Romoser had been in hospitals in India and China but never Nepal. “I could see myself going there and learning a lot,” she said. “The hospitals are very different than what we have here.”
(Photo by Cliff Hollis)
As a junior at N.C. State University, she participated in “Semester at Sea,” a program where 650 students from across the United States lived on a ship, stopping at a different port for five days. “You’d be talking about things in class one day, and going out and seeing it and experiencing it the next day,” she said.
She earned a bachelor’s degree in psychology and is now in her third year at ECU, with plans to graduate with a doctoral degree next spring.
Romoser arrived in Bharatpur on May 7, where she stayed with a host family and another volunteer, and returned home July 4.
She saw patients at Chitwan Medical College Teaching Hospital, a 509-bed hospital and outpatient center. The hospital had two physical therapists on staff. “That’s generally what they have, so they are short-staffed,” she said. “We were busy.”
Most people saw a doctor only for emergencies or accidents because they couldn’t afford routine health care. Some patients would receive physical therapy in the hospital but many went home as soon as they were medically stable before getting directions on proper in-home rehabilitation.
Patients would only return for outpatient physical therapy if they couldn’t work or do daily activities. Those who returned to the hospital, sometimes from five to 14 months after discharge, had trouble.
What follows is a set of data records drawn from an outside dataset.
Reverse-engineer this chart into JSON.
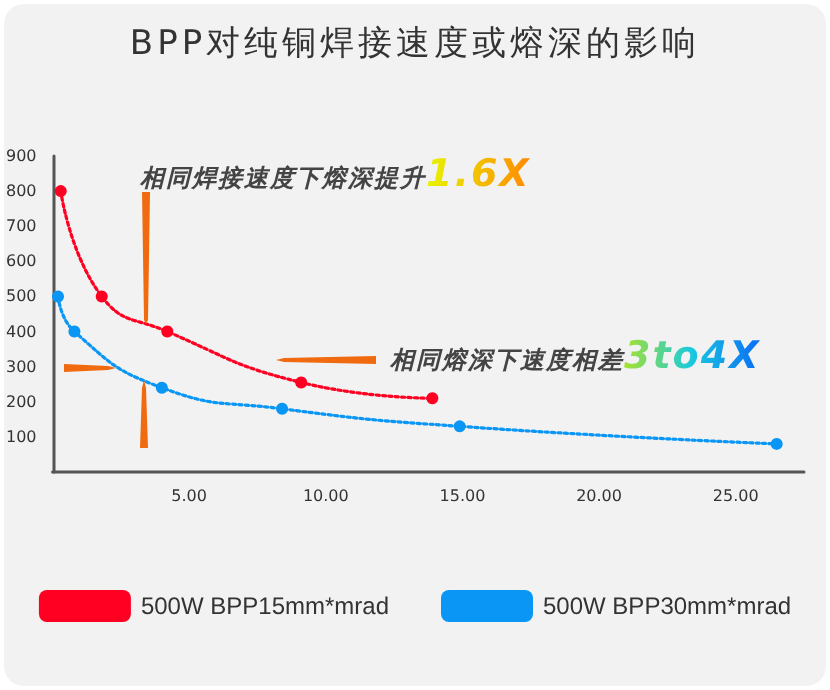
{
  "chart_data": {
    "type": "line",
    "title": "BPP对纯铜焊接速度或熔深的影响",
    "annotations": [
      "相同焊接速度下熔深提升1.6X",
      "相同熔深下速度相差3to4X"
    ],
    "series": [
      {
        "name": "500W BPP15mm*mrad",
        "color": "#ff0022",
        "x": [
          0.3,
          1.8,
          4.2,
          9.1,
          13.9
        ],
        "values": [
          800,
          500,
          400,
          255,
          210
        ]
      },
      {
        "name": "500W BPP30mm*mrad",
        "color": "#0a96f5",
        "x": [
          0.2,
          0.8,
          4.0,
          8.4,
          14.9,
          26.5
        ],
        "values": [
          500,
          400,
          240,
          180,
          130,
          80
        ]
      }
    ],
    "xlim": [
      0,
      27.5
    ],
    "xticks": [
      {
        "value": 5,
        "label": "5.00"
      },
      {
        "value": 10,
        "label": "10.00"
      },
      {
        "value": 15,
        "label": "15.00"
      },
      {
        "value": 20,
        "label": "20.00"
      },
      {
        "value": 25,
        "label": "25.00"
      }
    ],
    "ylim": [
      0,
      900
    ],
    "yticks": [
      100,
      200,
      300,
      400,
      500,
      600,
      700,
      800,
      900
    ],
    "grid": false,
    "legend": "bottom",
    "marker": "circle",
    "line_style": "dotted"
  }
}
“Trying to regain range of motion would be very challenging,” she said.
In Nepal, families are an important part of patient care. When Romoser provided treatment, it wasn’t unusual to have an audience of 20 people, who would ask questions and share in what was going on, she said.
“In the hospital, it is the family’s responsibility to get food for the patient, take the patient to the bathroom, get medications from the pharmacy and bring them to the room. If patients didn’t have medication, they didn’t get it until a family member got back,” she said.
“It’s very different from what we’re used to, but from the physical therapy perspective, it was great having the family involved, and to be that motivator when the therapist couldn’t be around.”
In the future, Romoser said she would like to incorporate family members in the care she provides to help patients stay motivated and accountable for their progression.
At the hospital and in her host home, power outages were a part of daily life. The hospital had a generator, but no air conditioning except in the operating room, radiology, neonatal and intensive care units. Fans were used in patient wards.
“It wasn’t necessarily a comfortable place to be,” she said. “It was 100 degrees there a lot of the time I was there.”
Things that are considered routine in the United States were not done, such as washing hands between patients or using scissors only once. “It made me greatly value and appreciate our health care practices,” she said.
Still, no one complained about how hot it was in the hospital. Farmers needed to return to their fields to provide food for their families. Children in dental wards getting their teeth pulled didn’t cry. “They are just very tough, very strong people,” Romoser said. “People there are so grateful to receive care.”
With limited resources for therapy, she helped a stroke patient by taking a piece of an old T-shirt and rolling the fabric around a spoon or pen to act as a gripper, so he could use it to practice eating or writing. She later gave him black beans to practice placing the beans on a paper grid to improve his fine motor skills before he was discharged.
That patient, a man in his early 40s with a young daughter, returned for a doctor’s visit before Romoser left, and she could see his progress. He walked in by himself, and stopped at the registration desk, where he used a pen to write his name.
“That was the best way to end my time there,” she said. “I did make a difference. It was very rewarding.”
Romoser said the clinical experience helped her think about what she does and doesn’t want to do in her own practice one day.
“It gives you a unique perspective and it gets you to think about things in a different way and to question why you’re doing something,” she said. “I learned to problem-solve and get creative with what I had.”